14 years on, no healing for families of 9/11 victims

Commemoration ceremonies were held all over the United States on Friday.

DENISE MATUZA holds her husband’s picture at the memorial on Friday. He died in the North tower 14 years ago (photo credit: DANIELLE ZIRI)
DENISE MATUZA holds her husband’s picture at the memorial on Friday. He died in the North tower 14 years ago
(photo credit: DANIELLE ZIRI)
NEW YORK – Eric Kondratenko, 69, a contractor from Romeo, Michigan, went to work early on September 11, 2001. Around 9 a.m., the truck drivers where he worked delivered the news: A plane had hit the World Trade Center in New York City.
Fourteen years later, Kondratenko sat near a tree at the 9/11 Memorial in Manhattan, waiting for the annual tribute ceremony to begin. He attends the event every year, in memory of his daughter Suzanne who was killed in the attacks.
Suzanne, 27, was based in Chicago, but since April 2001 she had been flying to New York regularly for her job. She was due to come home on September 12, for her sister’s wedding shower.
“She was on the 92nd floor of the South tower, working as a consultant.

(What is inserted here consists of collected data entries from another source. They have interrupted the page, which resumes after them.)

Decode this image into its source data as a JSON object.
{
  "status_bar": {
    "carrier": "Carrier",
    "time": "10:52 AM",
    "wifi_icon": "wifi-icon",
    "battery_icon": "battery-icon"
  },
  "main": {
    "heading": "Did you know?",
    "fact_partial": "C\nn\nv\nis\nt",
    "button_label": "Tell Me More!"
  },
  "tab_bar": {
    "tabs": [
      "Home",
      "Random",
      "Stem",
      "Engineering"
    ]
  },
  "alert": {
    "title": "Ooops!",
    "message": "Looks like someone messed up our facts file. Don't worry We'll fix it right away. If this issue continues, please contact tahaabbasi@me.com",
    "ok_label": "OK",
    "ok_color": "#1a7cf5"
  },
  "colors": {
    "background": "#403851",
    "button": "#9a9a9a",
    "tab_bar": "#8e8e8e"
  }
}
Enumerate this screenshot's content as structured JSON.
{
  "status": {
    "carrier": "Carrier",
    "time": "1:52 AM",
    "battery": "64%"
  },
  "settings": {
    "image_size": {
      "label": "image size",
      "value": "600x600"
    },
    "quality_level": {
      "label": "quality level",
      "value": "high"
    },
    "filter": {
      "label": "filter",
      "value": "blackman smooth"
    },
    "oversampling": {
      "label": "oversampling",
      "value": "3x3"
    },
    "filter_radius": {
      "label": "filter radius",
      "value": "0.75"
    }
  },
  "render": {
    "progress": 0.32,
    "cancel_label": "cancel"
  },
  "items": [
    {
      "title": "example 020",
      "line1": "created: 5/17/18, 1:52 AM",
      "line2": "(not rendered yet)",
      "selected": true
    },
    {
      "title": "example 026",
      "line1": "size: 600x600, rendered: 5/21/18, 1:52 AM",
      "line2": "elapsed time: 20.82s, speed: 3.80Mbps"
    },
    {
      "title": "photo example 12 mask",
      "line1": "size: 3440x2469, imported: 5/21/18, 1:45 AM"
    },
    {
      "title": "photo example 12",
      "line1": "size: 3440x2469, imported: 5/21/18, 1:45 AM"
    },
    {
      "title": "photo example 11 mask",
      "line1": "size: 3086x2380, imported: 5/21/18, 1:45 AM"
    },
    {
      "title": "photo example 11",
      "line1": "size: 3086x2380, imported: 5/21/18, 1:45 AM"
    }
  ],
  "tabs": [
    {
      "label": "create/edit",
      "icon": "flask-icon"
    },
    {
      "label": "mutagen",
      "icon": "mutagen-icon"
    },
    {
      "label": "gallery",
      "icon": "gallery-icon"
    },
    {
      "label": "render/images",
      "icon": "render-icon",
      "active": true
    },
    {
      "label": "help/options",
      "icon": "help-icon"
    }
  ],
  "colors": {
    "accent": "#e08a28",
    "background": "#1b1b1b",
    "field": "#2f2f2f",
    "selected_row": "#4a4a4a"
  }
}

She worked for Keane Consulting Group,” Kondratenko told The Jerusalem Post, holding a picture of Suzanne, displaying a wide smile, youthful rosy cheeks and neatly applied red lipstick.
“Her co-workers called her a spitfire,” he said with a smile, “She was full of life.”
On that day, as the plane hit the North tower, Suzanne and her colleagues decided to leave their desks and make their way down the South building.
“On the 74th floor there was a platform, where you switch elevators, and there they were told to return upstairs, that they’d be safe,” her father explained. “The number 74 is also stuck in my head because that’s the year she was born. March 3, 1974.”
Kondratenko and a few dozen other relatives of 9/11 victims gathered at the memorial site on Friday. Over the years, the amount of people attending the ceremony has gone down significantly.
The official ceremony begun with a moment of silence at 8:46, the time when American Airlines Flight 11 crashed into the first tower. Family members read out the names of the nearly 3,000 fatalities, and observed moments of silence marking events that unfolded that day, 14 years ago.
Denise Matuza and her three sons, from Staten Island, came. Matuza’s husband, Walter, worked as a telecommunications analyst in the North tower.
“We love coming down here, we love to get together with everybody that’s in the same situation as us,” she said. “This is peaceful for us, it’s not stressful. This is where we do find peace.”
Denise and her family have found some peace in their bond with other families of 9/11 victims, but the memory of that day remains vivid.
“My best friend called me and said that a plane had hit the towers,” Matuza recalled, “Walter was in the towers, he had to get out.”
Soon, Walter Matuza called. He didn’t seem too worried. He had already gone through the 1993 World Trade Center bombing and seemed confident he’d manage to escape.
“He said that he was gonna get out and he was coming home, but he never came home,” Denise told the Post.
The next day she found an email her husband had sent her from his office before he died.
“He said that he couldn’t get out of the building, that the doors were locked and that they were waiting for the firefighters to come rescue them, and that was it,” she said.
“Some parts it feels like yesterday and some parts it feels like it happened so long ago,” Denise said, “The kids will never get over it. You just learn to move on, to do new things, you learn to adjust.”
It took almost a decade to finish the construction of the 9/11 Memorial. It is composed of two square pools, representing the fall of the twin towers.
On the edges, engraved in bronze, are the names of those who died.
The barriers surrounding the pools were recently taken down, and the site turned into a public space.
“We don’t like that it’s become a tourist attraction,” Matuza said. “People come here, they take pictures, they eat, they sit around, but it’s not a happy thing to be here, it’s a place to memorialize those we lost.”
Commemoration ceremonies were held all over the United States on Friday.
In New York, the largest free-flying American flag in the world, 90 feet (27.4 meters) by 60 feet (18.3 meters), was displayed on the George Washington Bridge for several hours.